As palavras evoluem a cada dia por um processo caótico, onde a base semântica, por recorrência, tem seus significados ramificados até alcançar territórios incomensuráveis. Nós citaremos: arte, linguagem, ciência, tecnologia, multimeios, multimídia, interatividade, interdisciplinaridade e transdisciplinaridade, globalização, entre outras.

Bert States lembra que, para performance, em filosofia, diríamos problema-limite (sujeito, mundo), problema onde "o investigador se desloca para ser parte deste" (7). Esta colocação nos faz pensar, por um lado, em auto-análise, onde o investigador é o problema, e por outro lado, em Roland Barthes onde este afirma que estamos "sempre em estado de espetáculo"(8). Neste caso, somos todos performers? Estamos sempre performando? Assim como a auto-análise, esta colocação de Barthes está fadada ao impasse. Será, então, que a Performance também não pode ser realizada, analisada, tratada, por se tratar de um problema-limite? Existe uma diferença entre palavras-chaves, que certamente, evoluem como quer Bert States, e das quais faz parte o palavra performance, e problemas-limite, problemas onde o investigador é parte do problema. Durante a Performance, o artista está submerso em um problema-limite, porém, como conceptor e como avaliador, respectivamente, antes e depois da ação, o artista necessita emergir e sobrevoar o local da investigação, para poder prosseguir seu processo de criação artística.

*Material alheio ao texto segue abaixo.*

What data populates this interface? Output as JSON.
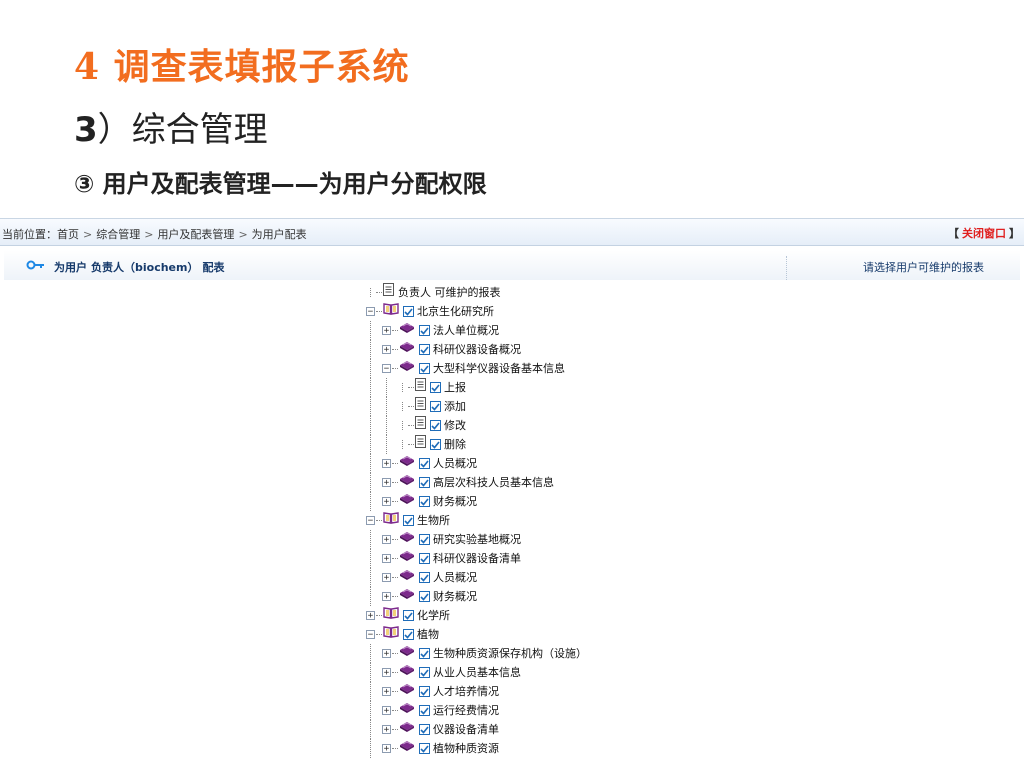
{
  "slide": {
    "title": "4 调查表填报子系统",
    "subtitle_num": "3",
    "subtitle_text": "）综合管理",
    "subtitle2": "③ 用户及配表管理——为用户分配权限"
  },
  "breadcrumb": {
    "label": "当前位置：",
    "items": [
      "首页",
      "综合管理",
      "用户及配表管理",
      "为用户配表"
    ],
    "sep": ">"
  },
  "close_window": {
    "open": "【",
    "label": "关闭窗口",
    "close": "】"
  },
  "panel": {
    "title_parts": [
      "为用户",
      "负责人（biochem）",
      "配表"
    ],
    "hint": "请选择用户可维护的报表"
  },
  "colors": {
    "accent": "#f26d1f",
    "link_red": "#e02020",
    "book": "#7d2a8c",
    "check": "#1f6cb8"
  },
  "tree": [
    {
      "label": "负责人 可维护的报表",
      "type": "doc",
      "checkbox": false,
      "level": 0,
      "expander": "none"
    },
    {
      "label": "北京生化研究所",
      "type": "book",
      "checkbox": true,
      "level": 0,
      "expander": "minus"
    },
    {
      "label": "法人单位概况",
      "type": "cube",
      "checkbox": true,
      "level": 1,
      "expander": "plus"
    },
    {
      "label": "科研仪器设备概况",
      "type": "cube",
      "checkbox": true,
      "level": 1,
      "expander": "plus"
    },
    {
      "label": "大型科学仪器设备基本信息",
      "type": "cube",
      "checkbox": true,
      "level": 1,
      "expander": "minus"
    },
    {
      "label": "上报",
      "type": "doc",
      "checkbox": true,
      "level": 2,
      "expander": "none"
    },
    {
      "label": "添加",
      "type": "doc",
      "checkbox": true,
      "level": 2,
      "expander": "none"
    },
    {
      "label": "修改",
      "type": "doc",
      "checkbox": true,
      "level": 2,
      "expander": "none"
    },
    {
      "label": "删除",
      "type": "doc",
      "checkbox": true,
      "level": 2,
      "expander": "none"
    },
    {
      "label": "人员概况",
      "type": "cube",
      "checkbox": true,
      "level": 1,
      "expander": "plus"
    },
    {
      "label": "高层次科技人员基本信息",
      "type": "cube",
      "checkbox": true,
      "level": 1,
      "expander": "plus"
    },
    {
      "label": "财务概况",
      "type": "cube",
      "checkbox": true,
      "level": 1,
      "expander": "plus"
    },
    {
      "label": "生物所",
      "type": "book",
      "checkbox": true,
      "level": 0,
      "expander": "minus"
    },
    {
      "label": "研究实验基地概况",
      "type": "cube",
      "checkbox": true,
      "level": 1,
      "expander": "plus"
    },
    {
      "label": "科研仪器设备清单",
      "type": "cube",
      "checkbox": true,
      "level": 1,
      "expander": "plus"
    },
    {
      "label": "人员概况",
      "type": "cube",
      "checkbox": true,
      "level": 1,
      "expander": "plus"
    },
    {
      "label": "财务概况",
      "type": "cube",
      "checkbox": true,
      "level": 1,
      "expander": "plus"
    },
    {
      "label": "化学所",
      "type": "book",
      "checkbox": true,
      "level": 0,
      "expander": "plus"
    },
    {
      "label": "植物",
      "type": "book",
      "checkbox": true,
      "level": 0,
      "expander": "minus"
    },
    {
      "label": "生物种质资源保存机构（设施）",
      "type": "cube",
      "checkbox": true,
      "level": 1,
      "expander": "plus"
    },
    {
      "label": "从业人员基本信息",
      "type": "cube",
      "checkbox": true,
      "level": 1,
      "expander": "plus"
    },
    {
      "label": "人才培养情况",
      "type": "cube",
      "checkbox": true,
      "level": 1,
      "expander": "plus"
    },
    {
      "label": "运行经费情况",
      "type": "cube",
      "checkbox": true,
      "level": 1,
      "expander": "plus"
    },
    {
      "label": "仪器设备清单",
      "type": "cube",
      "checkbox": true,
      "level": 1,
      "expander": "plus"
    },
    {
      "label": "植物种质资源",
      "type": "cube",
      "checkbox": true,
      "level": 1,
      "expander": "plus"
    }
  ]
}
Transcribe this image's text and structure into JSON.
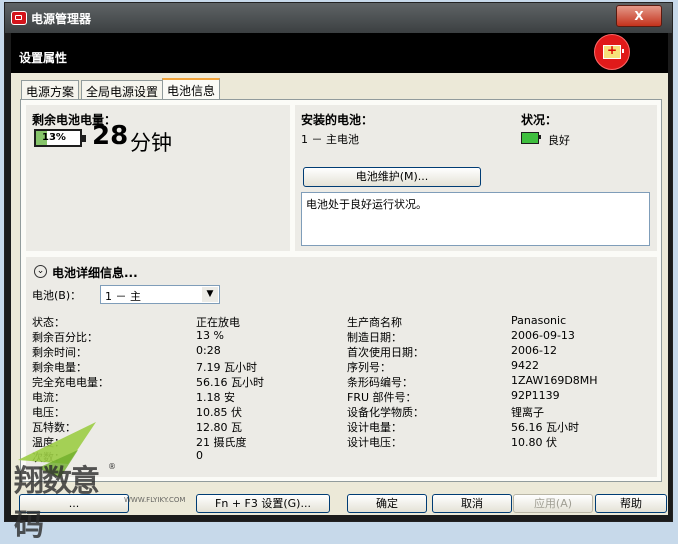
{
  "window": {
    "title": "电源管理器",
    "close_label": "X"
  },
  "header": {
    "title": "设置属性",
    "icon": "battery-plus-icon"
  },
  "tabs": [
    {
      "label": "电源方案"
    },
    {
      "label": "全局电源设置"
    },
    {
      "label": "电池信息"
    }
  ],
  "summary": {
    "remaining_label": "剩余电池电量：",
    "percent_text": "13%",
    "percent_value": 13,
    "minutes": "28",
    "minutes_unit": "分钟"
  },
  "installed": {
    "label": "安装的电池：",
    "battery_entry": "1 － 主电池",
    "status_label": "状况：",
    "status_value": "良好",
    "maintenance_button": "电池维护(M)...",
    "message": "电池处于良好运行状况。"
  },
  "details": {
    "title": "电池详细信息...",
    "battery_select_label": "电池(B)：",
    "battery_select_value": "1 － 主",
    "left_rows": [
      {
        "label": "状态：",
        "value": "正在放电"
      },
      {
        "label": "剩余百分比：",
        "value": "13 %"
      },
      {
        "label": "剩余时间：",
        "value": "0:28"
      },
      {
        "label": "剩余电量：",
        "value": "7.19 瓦小时"
      },
      {
        "label": "完全充电电量：",
        "value": "56.16 瓦小时"
      },
      {
        "label": "电流：",
        "value": "1.18 安"
      },
      {
        "label": "电压：",
        "value": "10.85 伏"
      },
      {
        "label": "瓦特数：",
        "value": "12.80 瓦"
      },
      {
        "label": "温度：",
        "value": "21 摄氏度"
      },
      {
        "label": "次数：",
        "value": "0"
      }
    ],
    "right_rows": [
      {
        "label": "生产商名称",
        "value": "Panasonic"
      },
      {
        "label": "制造日期：",
        "value": "2006-09-13"
      },
      {
        "label": "首次使用日期：",
        "value": "2006-12"
      },
      {
        "label": "序列号：",
        "value": "9422"
      },
      {
        "label": "条形码编号：",
        "value": "1ZAW169D8MH"
      },
      {
        "label": "FRU 部件号：",
        "value": "92P1139"
      },
      {
        "label": "设备化学物质：",
        "value": "锂离子"
      },
      {
        "label": "设计电量：",
        "value": "56.16 瓦小时"
      },
      {
        "label": "设计电压：",
        "value": "10.80 伏"
      }
    ]
  },
  "footer": {
    "left_button": "...",
    "fn_f3_button": "Fn + F3 设置(G)...",
    "ok_button": "确定",
    "cancel_button": "取消",
    "apply_button": "应用(A)",
    "help_button": "帮助"
  },
  "watermark": {
    "brand": "翔数意码",
    "url": "WWW.FLYIKY.COM"
  }
}
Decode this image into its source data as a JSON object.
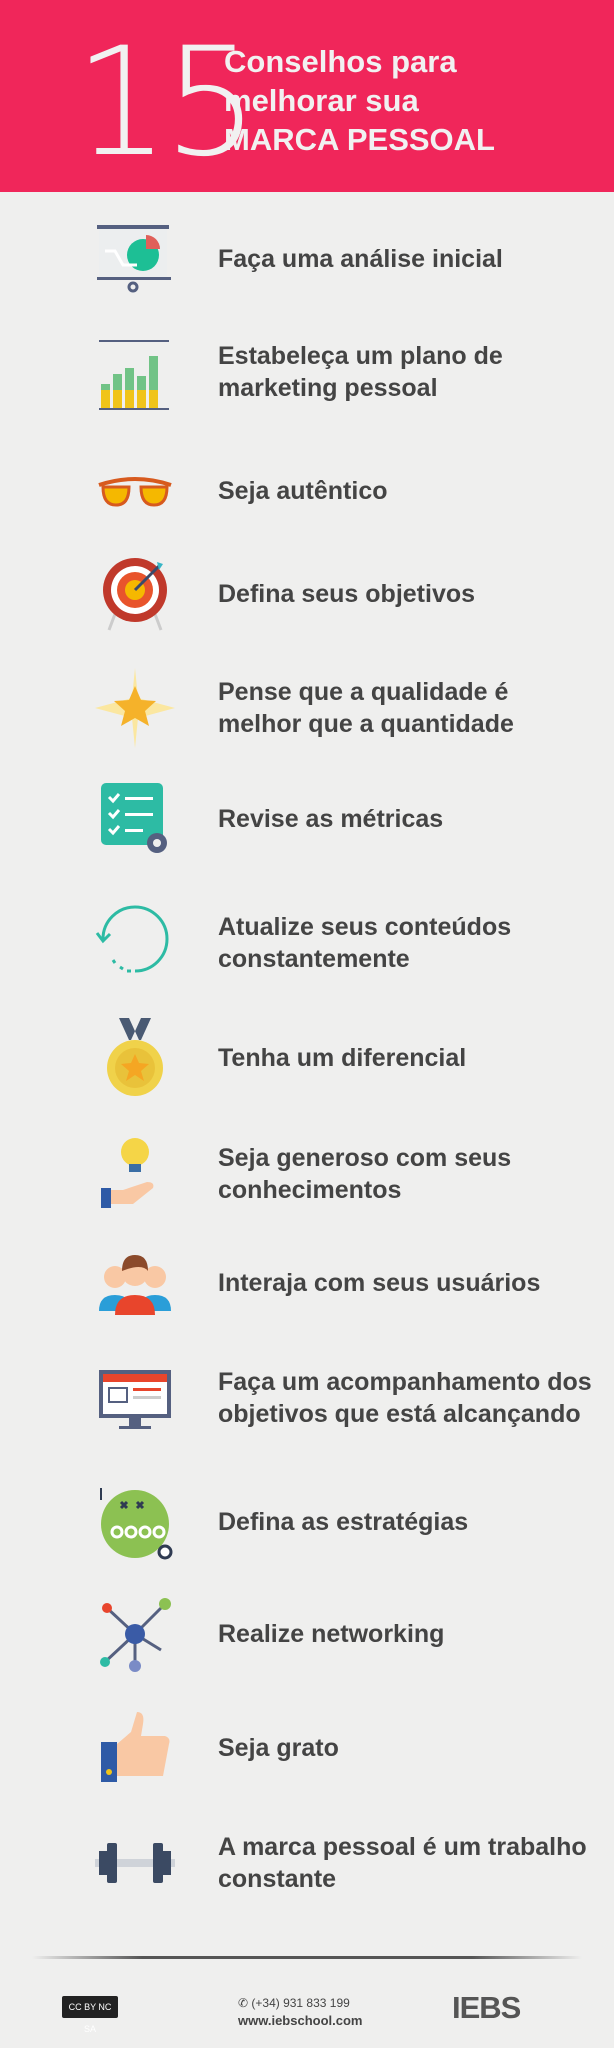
{
  "header": {
    "number": "15",
    "title_line1": "Conselhos para",
    "title_line2": "melhorar sua",
    "title_line3": "MARCA PESSOAL",
    "background": "#f0265a"
  },
  "tips": [
    {
      "text": "Faça uma análise inicial",
      "icon": "presentation-pie-chart-icon"
    },
    {
      "text": "Estabeleça um plano de marketing pessoal",
      "icon": "bar-chart-icon"
    },
    {
      "text": "Seja autêntico",
      "icon": "sunglasses-icon"
    },
    {
      "text": "Defina seus objetivos",
      "icon": "target-icon"
    },
    {
      "text": "Pense que a qualidade é melhor que a quantidade",
      "icon": "star-icon"
    },
    {
      "text": "Revise as métricas",
      "icon": "checklist-gear-icon"
    },
    {
      "text": "Atualize seus conteúdos constantemente",
      "icon": "refresh-icon"
    },
    {
      "text": "Tenha um diferencial",
      "icon": "medal-icon"
    },
    {
      "text": "Seja generoso com seus conhecimentos",
      "icon": "lightbulb-hand-icon"
    },
    {
      "text": "Interaja com seus usuários",
      "icon": "users-icon"
    },
    {
      "text": "Faça um acompanhamento dos objetivos que está alcançando",
      "icon": "monitor-shop-icon"
    },
    {
      "text": "Defina as estratégias",
      "icon": "strategy-board-icon"
    },
    {
      "text": "Realize networking",
      "icon": "network-icon"
    },
    {
      "text": "Seja grato",
      "icon": "thumbs-up-icon"
    },
    {
      "text": "A marca pessoal é um trabalho constante",
      "icon": "dumbbell-icon"
    }
  ],
  "footer": {
    "license": "CC BY NC SA",
    "phone": "(+34) 931 833 199",
    "website": "www.iebschool.com",
    "logo": "IEBS"
  }
}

Bert States lembra nosso hábito de usar palavras, principalmente palavras-chave, como metáforas esquecendo-nos que são metáforas, e levando-as a uma gradativa perda de denominador comum, uma "transitividade ilusória"(9).

Ainda segundo Bert States, a definição de performance é uma impossibilidade semântica. E não podemos definir um fenômeno como performance porque sua constituição não é a mesma em uma máquina, uma doença ou uma molécula de água. Performance seria um conceito com "vagas fronteiras", como afirma Wittgenstein, um conceito que é permeável à novos significados (10). Bert States afirma, ainda, que muitas palavras são potencialmente metáforas, e muitas delas expandem-se para virtualmente incluir tudo em uma rede semântica ou metonímica. Ainda que, como artistas plásticos praticantes da linguagem artística Performance tenhamos consciência das bordas rarefeitas do conceito desta linguagem, acreditamos ser possível, talvez não definir, mas permear, visitar, refletir sobre o âmago desta linguagem artística, que difere da performance de uma máquina, de uma doença ou molécula.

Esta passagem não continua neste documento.